DAC2015: Real Intent at the Design Automation Conference
Real Intent has lined up a mixture of technology and speed tests for its presence on Booth #1422 at the Design Automation Conference (DAC) in San Francisco June 8-10, 2015.
Naturally, the company is keen to talk about the latest updates to both its Ascent tools for pre-synthesis, static RTL verification prior to synthesis and simulation as well as the Meridian lineup, which includes the recently launched Meridian Physical CDC. The new CDC tool is designed to stop metastability issues from creeping through to tapeout once all the post-synthesis logic changes have gone in, such as test insertion. If you can’t make it to DAC or want to see why that’s important, we have an article on the issues.
There will be technical presentations at the booth and you can set up appointments to meet with the specialists here.

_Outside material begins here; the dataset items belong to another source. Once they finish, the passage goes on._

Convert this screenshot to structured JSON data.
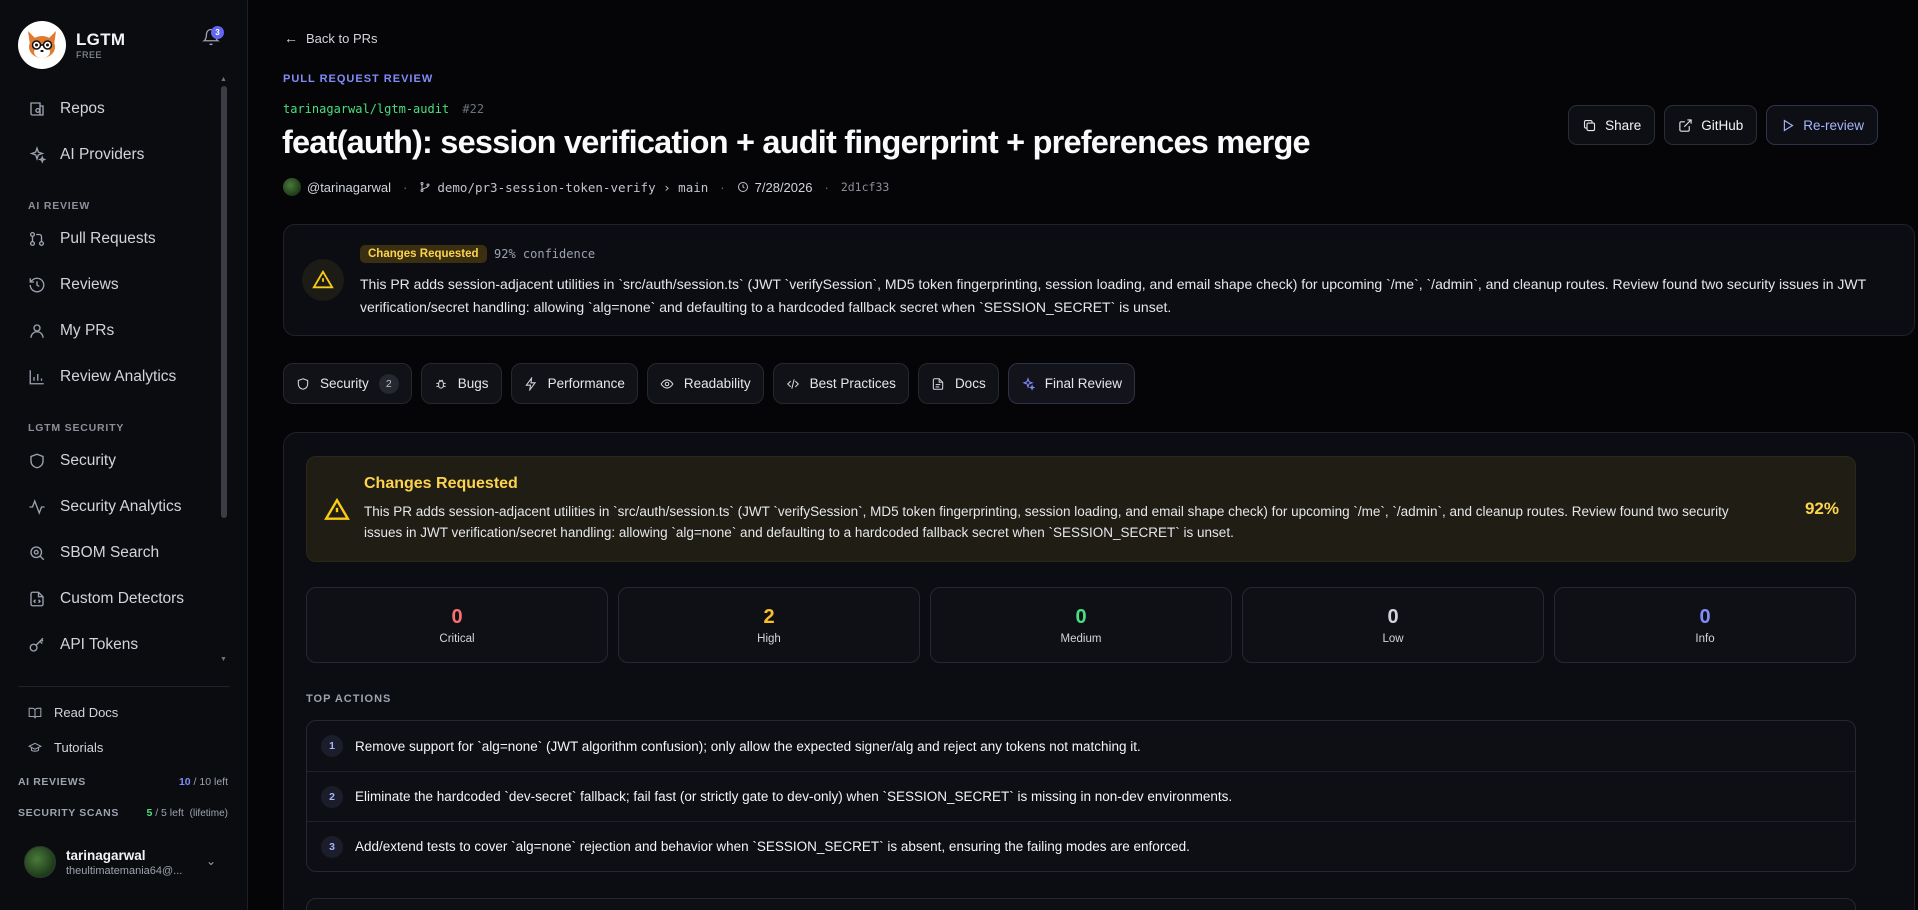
{
  "app": {
    "name": "LGTM",
    "plan": "FREE",
    "notification_count": "3"
  },
  "sidebar": {
    "items_top": [
      {
        "label": "Repos",
        "icon": "repo-icon"
      },
      {
        "label": "AI Providers",
        "icon": "sparkles-icon"
      }
    ],
    "section_ai_review": "AI REVIEW",
    "items_ai_review": [
      {
        "label": "Pull Requests",
        "icon": "git-pull-request-icon"
      },
      {
        "label": "Reviews",
        "icon": "history-icon"
      },
      {
        "label": "My PRs",
        "icon": "user-icon"
      },
      {
        "label": "Review Analytics",
        "icon": "bar-chart-icon"
      }
    ],
    "section_security": "LGTM SECURITY",
    "items_security": [
      {
        "label": "Security",
        "icon": "shield-icon"
      },
      {
        "label": "Security Analytics",
        "icon": "activity-icon"
      },
      {
        "label": "SBOM Search",
        "icon": "search-icon"
      },
      {
        "label": "Custom Detectors",
        "icon": "file-code-icon"
      },
      {
        "label": "API Tokens",
        "icon": "key-icon"
      }
    ],
    "links": [
      {
        "label": "Read Docs",
        "icon": "book-icon"
      },
      {
        "label": "Tutorials",
        "icon": "graduation-cap-icon"
      }
    ],
    "quota_ai": {
      "label": "AI REVIEWS",
      "used": "10",
      "rest": " / 10 left"
    },
    "quota_scans": {
      "label": "SECURITY SCANS",
      "used": "5",
      "rest": " / 5 left",
      "note": "(lifetime)"
    },
    "user": {
      "name": "tarinagarwal",
      "email": "theultimatemania64@..."
    }
  },
  "header": {
    "back_label": "Back to PRs",
    "eyebrow": "PULL REQUEST REVIEW",
    "repo": "tarinagarwal/lgtm-audit",
    "pr_number": "#22",
    "title": "feat(auth): session verification + audit fingerprint + preferences merge",
    "author": "@tarinagarwal",
    "branch": "demo/pr3-session-token-verify › main",
    "date": "7/28/2026",
    "sha": "2d1cf33",
    "buttons": {
      "share": "Share",
      "github": "GitHub",
      "rereview": "Re-review"
    }
  },
  "summary": {
    "status": "Changes Requested",
    "confidence": "92% confidence",
    "text": "This PR adds session-adjacent utilities in `src/auth/session.ts` (JWT `verifySession`, MD5 token fingerprinting, session loading, and email shape check) for upcoming `/me`, `/admin`, and cleanup routes. Review found two security issues in JWT verification/secret handling: allowing `alg=none` and defaulting to a hardcoded fallback secret when `SESSION_SECRET` is unset."
  },
  "tabs": [
    {
      "label": "Security",
      "count": "2",
      "icon": "shield-icon"
    },
    {
      "label": "Bugs",
      "icon": "bug-icon"
    },
    {
      "label": "Performance",
      "icon": "zap-icon"
    },
    {
      "label": "Readability",
      "icon": "eye-icon"
    },
    {
      "label": "Best Practices",
      "icon": "code-icon"
    },
    {
      "label": "Docs",
      "icon": "file-text-icon"
    },
    {
      "label": "Final Review",
      "icon": "sparkles-icon",
      "active": true
    }
  ],
  "final_review": {
    "verdict_title": "Changes Requested",
    "verdict_text": "This PR adds session-adjacent utilities in `src/auth/session.ts` (JWT `verifySession`, MD5 token fingerprinting, session loading, and email shape check) for upcoming `/me`, `/admin`, and cleanup routes. Review found two security issues in JWT verification/secret handling: allowing `alg=none` and defaulting to a hardcoded fallback secret when `SESSION_SECRET` is unset.",
    "verdict_pct": "92%",
    "stats": [
      {
        "value": "0",
        "label": "Critical",
        "color": "#f87171"
      },
      {
        "value": "2",
        "label": "High",
        "color": "#fbbf24"
      },
      {
        "value": "0",
        "label": "Medium",
        "color": "#4ade80"
      },
      {
        "value": "0",
        "label": "Low",
        "color": "#d1d5db"
      },
      {
        "value": "0",
        "label": "Info",
        "color": "#818cf8"
      }
    ],
    "top_actions_label": "TOP ACTIONS",
    "actions": [
      {
        "n": "1",
        "text": "Remove support for `alg=none` (JWT algorithm confusion); only allow the expected signer/alg and reject any tokens not matching it."
      },
      {
        "n": "2",
        "text": "Eliminate the hardcoded `dev-secret` fallback; fail fast (or strictly gate to dev-only) when `SESSION_SECRET` is missing in non-dev environments."
      },
      {
        "n": "3",
        "text": "Add/extend tests to cover `alg=none` rejection and behavior when `SESSION_SECRET` is absent, ensuring the failing modes are enforced."
      }
    ]
  }
}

While you are there you can omplete a quick verification survey to be entered into drawings for a cool Roku 3 and a Kindle PaperWhite e-reader or take part in one of the company’s speed-test competitions.
Need for speed
You can take the wheel of a favorite high-performance race car to celebrate faster verification and design, in one of two GRID Arcade Racing Simulators, and get a License to Speed. And if you visit both Real Intent and OpenText (Booth #1414), Real Intent’s “License-to-Speed” partner at DAC, you can get a ticket stamped by both companies to enter drawings for $100 Amazon Gift Cards, a GoPro camera, a Bose wireless sound system, and Beats Studio wireless headphones.
As well as on-booth activity, Real Intent also invites attendees to Room #304 to the pavilion panel “View Scalable Verification: Evolution or Revolution?” on Wednesday, June 10 from 4:30-6pm Co-organized by Real Intent, this panel is moderated by Brian Bailey, technology and EDA editor of Semiconductor Engineering. Experts from Freescale Semiconductor, NVIDIA, Qualcomm, Hewlett-Packard and ARM will discuss whether existing industry verification standards and methodologies for verifying IP blocks and subsystems can be extended to address SoC integration and system-level functionality of embedded systems, or if new approaches are needed.